Mit leichten – leicht zu erklärenden – Eingriffen folgt der norwegische Regisseur Morten Tyldum auch in der Folge der aseptisch, kühlen Romanvorlage von Jo Nesbø, der die norwegische Gesellschaft mit chirurgischem Blick kaltblütig seziert. Tyldum erweitert die „Versuchsanordnung“ von Nesbø dabei um wohltuend groteske Elemente und überraschende Schwerpunktverlagerungen, die bereits in Tyldums früheren Filmen Buddy und Der Wolf – Gefallene Engel als eigenwillige, immer wieder Genre-übergreifende Handschrift verankert sind. Tyldum weicht damit nicht nur dem auf der Hand liegenden Label »skandinavischer Thriller à la Wallander und Millenium-Trilogie« aus – auch wenn die Produktionsgesellschaft von Headhunters diese Verfilmungen mitproduziert hat und dementsprechend dämlich damit wirbt. Ihm gelingt mit den überraschenden Genreüberschreitungen, den ungewöhnlichen, manchmal unterkühlt und bizarren schauspielerischen Leistungen viel mehr als nur packende, knallharte Action um ein zentrales, unfreiwilliges Bad in menschlicher Scheiße: Sondern auch ein Statement von subtiler Zärtlichkeit in Zeiten der Gewalt. Oder um es noch etwas anders zu formulieren: die fotografierten Gesichter von Tätern und Opfern korrelieren mit der dargestellten Ästhetik der Gewalt auf eine unheimliche, seltsam vertraute Weise und gehen mit der sich immer wieder in den Blick drängenden norwegischen (Leer-) Landschaft eine nahezu brutale Symbiose der Stille ein.

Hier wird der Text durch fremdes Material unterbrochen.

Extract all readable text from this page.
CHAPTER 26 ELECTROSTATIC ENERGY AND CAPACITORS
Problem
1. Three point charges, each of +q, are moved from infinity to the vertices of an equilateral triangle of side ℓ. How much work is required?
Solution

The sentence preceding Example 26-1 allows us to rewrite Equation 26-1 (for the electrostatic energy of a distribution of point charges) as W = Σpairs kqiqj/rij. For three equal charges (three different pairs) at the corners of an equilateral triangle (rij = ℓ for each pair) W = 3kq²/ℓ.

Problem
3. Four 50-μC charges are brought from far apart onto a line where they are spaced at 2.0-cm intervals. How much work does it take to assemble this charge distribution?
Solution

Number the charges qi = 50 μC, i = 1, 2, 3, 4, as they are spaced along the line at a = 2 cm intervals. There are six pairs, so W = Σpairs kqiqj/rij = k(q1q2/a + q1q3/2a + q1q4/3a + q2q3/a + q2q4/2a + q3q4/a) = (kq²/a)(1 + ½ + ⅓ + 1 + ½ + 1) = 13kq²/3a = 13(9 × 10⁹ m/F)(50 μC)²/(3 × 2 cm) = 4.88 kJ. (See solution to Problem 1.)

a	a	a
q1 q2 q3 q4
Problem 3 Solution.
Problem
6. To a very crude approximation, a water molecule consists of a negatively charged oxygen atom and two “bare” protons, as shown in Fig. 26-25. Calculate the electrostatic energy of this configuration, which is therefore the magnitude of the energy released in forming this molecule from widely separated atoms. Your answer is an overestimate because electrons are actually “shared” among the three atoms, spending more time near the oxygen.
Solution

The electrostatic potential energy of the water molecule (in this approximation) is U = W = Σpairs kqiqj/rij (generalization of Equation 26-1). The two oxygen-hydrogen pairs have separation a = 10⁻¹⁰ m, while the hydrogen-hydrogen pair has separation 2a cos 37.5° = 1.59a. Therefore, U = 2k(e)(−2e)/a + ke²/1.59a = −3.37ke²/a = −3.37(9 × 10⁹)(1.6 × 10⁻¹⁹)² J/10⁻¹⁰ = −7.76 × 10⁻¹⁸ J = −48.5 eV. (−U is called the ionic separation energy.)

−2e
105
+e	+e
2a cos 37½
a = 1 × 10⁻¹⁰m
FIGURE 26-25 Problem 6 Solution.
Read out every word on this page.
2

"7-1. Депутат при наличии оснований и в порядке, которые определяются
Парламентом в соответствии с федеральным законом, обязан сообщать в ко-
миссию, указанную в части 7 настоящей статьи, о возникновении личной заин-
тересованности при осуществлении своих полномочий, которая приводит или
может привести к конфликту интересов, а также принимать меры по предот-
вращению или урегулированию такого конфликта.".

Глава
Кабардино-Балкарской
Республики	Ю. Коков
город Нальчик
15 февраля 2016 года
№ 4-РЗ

Headhunters ist damit durchaus auch so etwas wie ein perplexes Gedankenspiel um die symbolische und faktische Bedeutung und Sanktionierung der gegenwärtigen »Kopfjagd« nicht nur in Norwegen. Also um Macht, Status, Eifersucht, Konkurrenz, Kannibalismus und bizarren Opfer-Täter-Mutationen; kurz: Kapitalismus at his best – und erstaunlicherweise nur ein kleiner Schritt in der Zeitgeschichte entfernt von der »Kopfjagd« uns so scheinbar fremder Ethnien wie der Obadu auf Neuginea.